Predigt zum Hochfest des Tempelgangs der Allerheiligsten Gottesgebärerin (Hebr. 9:1-7; Lk. 10:38-42; 11:27-28) (04.12.2024)
Liebe Brüder und Schwestern,
die Adventsfastenzeit ist noch nicht einmal eine Woche alt, da gibt es schon den ersten Höhepunkt in Form eines der zwölf Hochfeste im Jahr. Anders als bei der Großen Fastenzeit, wo das intensive Umgeisten durch schonungsloses Bekennen und aufrichtiges Bereuen der Sünden im Vordergrund steht, gilt die vorweihnachtliche Fastenzeit als Zeit der Vorfreude auf die Ankunft Gottes auf Erden. Natürlich gibt es darüber hinaus viel mehr Gemeinsamkeiten als Unterschiede zwischen den beiden wichtigsten Fastenzeiten im Jahr, denn selbsverständlich dient die Adventsfastenzeit auch der reuevollen Umkehr und der Reinigung der Seele, während die Große Fastenzeit naturgemäß auch der Vorbereitung zur Karwoche und zur Feier der Auferstehung Christi dient.

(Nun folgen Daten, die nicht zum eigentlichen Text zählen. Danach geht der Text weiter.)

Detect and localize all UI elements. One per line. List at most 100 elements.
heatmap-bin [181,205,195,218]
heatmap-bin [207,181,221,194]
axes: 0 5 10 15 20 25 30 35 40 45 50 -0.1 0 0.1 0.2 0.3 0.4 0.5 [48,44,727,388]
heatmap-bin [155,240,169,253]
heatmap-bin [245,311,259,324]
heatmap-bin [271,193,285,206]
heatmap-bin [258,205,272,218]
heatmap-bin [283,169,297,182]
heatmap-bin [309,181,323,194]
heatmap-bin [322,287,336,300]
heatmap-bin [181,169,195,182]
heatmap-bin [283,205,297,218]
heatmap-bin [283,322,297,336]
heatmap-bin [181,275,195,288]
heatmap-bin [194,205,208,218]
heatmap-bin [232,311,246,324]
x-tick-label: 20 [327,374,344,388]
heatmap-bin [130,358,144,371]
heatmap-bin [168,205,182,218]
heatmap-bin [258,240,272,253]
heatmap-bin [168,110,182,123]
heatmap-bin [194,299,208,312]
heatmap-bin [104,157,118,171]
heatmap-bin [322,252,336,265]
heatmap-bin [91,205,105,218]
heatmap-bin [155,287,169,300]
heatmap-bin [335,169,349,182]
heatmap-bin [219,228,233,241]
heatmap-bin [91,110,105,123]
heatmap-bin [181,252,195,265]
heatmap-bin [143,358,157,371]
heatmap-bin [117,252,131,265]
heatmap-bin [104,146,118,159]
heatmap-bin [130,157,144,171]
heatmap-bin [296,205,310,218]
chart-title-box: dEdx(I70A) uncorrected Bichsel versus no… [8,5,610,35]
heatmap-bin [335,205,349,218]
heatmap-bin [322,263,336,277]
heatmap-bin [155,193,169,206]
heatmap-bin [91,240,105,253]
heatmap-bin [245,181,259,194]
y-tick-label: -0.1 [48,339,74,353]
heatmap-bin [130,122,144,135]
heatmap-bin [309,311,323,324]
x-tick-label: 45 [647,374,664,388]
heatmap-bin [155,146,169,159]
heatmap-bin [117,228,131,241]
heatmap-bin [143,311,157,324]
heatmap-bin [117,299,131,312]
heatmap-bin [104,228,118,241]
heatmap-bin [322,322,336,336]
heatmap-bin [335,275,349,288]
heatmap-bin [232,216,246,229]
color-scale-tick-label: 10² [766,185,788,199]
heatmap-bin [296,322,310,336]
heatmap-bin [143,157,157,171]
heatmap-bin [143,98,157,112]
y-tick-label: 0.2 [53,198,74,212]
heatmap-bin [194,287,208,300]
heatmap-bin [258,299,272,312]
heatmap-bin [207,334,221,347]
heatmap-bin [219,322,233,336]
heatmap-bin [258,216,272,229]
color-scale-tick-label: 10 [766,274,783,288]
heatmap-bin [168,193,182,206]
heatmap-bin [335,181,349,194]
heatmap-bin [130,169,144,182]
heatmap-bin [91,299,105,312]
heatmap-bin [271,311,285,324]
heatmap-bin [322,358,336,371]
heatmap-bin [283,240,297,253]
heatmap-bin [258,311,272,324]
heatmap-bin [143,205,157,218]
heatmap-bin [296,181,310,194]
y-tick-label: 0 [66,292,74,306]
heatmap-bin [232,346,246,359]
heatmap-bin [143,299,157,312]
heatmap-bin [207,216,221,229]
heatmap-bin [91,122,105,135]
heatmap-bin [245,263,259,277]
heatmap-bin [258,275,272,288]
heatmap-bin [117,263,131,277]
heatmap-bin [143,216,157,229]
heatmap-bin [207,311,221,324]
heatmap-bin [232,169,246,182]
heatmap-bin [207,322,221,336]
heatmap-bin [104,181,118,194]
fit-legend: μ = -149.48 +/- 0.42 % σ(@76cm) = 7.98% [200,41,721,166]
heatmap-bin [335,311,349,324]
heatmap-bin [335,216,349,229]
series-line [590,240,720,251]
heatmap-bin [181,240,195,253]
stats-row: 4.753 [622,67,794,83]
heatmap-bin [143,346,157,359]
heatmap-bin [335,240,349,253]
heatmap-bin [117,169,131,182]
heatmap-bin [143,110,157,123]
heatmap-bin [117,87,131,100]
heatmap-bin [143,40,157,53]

Doch in der jetzt gerade begonnen Fastenzeit wird die Vorfreude auf die Geburt des Erlösers der Welt mehr akzentuiert als der Bußcharakter der vierzigtägigen Besinnung. Bei jedem Fasten bilden Körper und Seele eine Einheit, ohne die das Fasten zur reinen Diät verkommt. Wir kennen das ja auch vom eucharistischen Fasten: die körperliche Enthaltsamkeit stimuliert die Seele, die es ja ist, welche sich nach der mystischen Gemeinschaft mit Christus sehnt.
Das vorweihnachtliche Fasten erinnert zudem an die Zeit des Alten Testaments, als das Volk Gottes sehnlichst den verheißenen Heiland erwartete, wovon besonders die beiden Herrentage vor Christi Geburt künden. Heute aber feiern wir die Einführung der zukünftigen Mutter unseres Herrn in den Tempel. Es ist die Vorandeutung der Ankunft Christi und der Gnade des Heiligen Geistes. Sie, die dreijährige Maria, wird vom Heiligen Geist in das Allerheiligste des Tempels (s. Hebr. 9:3-5) geführt, wodurch die Zeit der Gnade im Voraus abgebildet wird. Das Fest wurde ist im Römischen Reich schon seit dem 4. Jahrhundert durch die von den heiligen Konstantin und Helena erbaute Kirche auf dem Tempelberg verbürgt, wenngleich die vertiefte theologische Auseinandersetzung mit demselben erst im 8./9. Jahrhundert begann, wovon erste Predigten und liturgische Texte zeugen.
Inhaltlich ist das Fest des Tempelganges eine gedankliche Weiterführung des Festes der Geburt der Mutter des Herrn, weil auch hier in Gestalt der Allerheiligsten Gottesgebärerin die ersten Lichtstrahlen als Vorboten des Aufgangs der „Sonne der Gerechtigkeit“ – Christus – aufleuchten. Amen.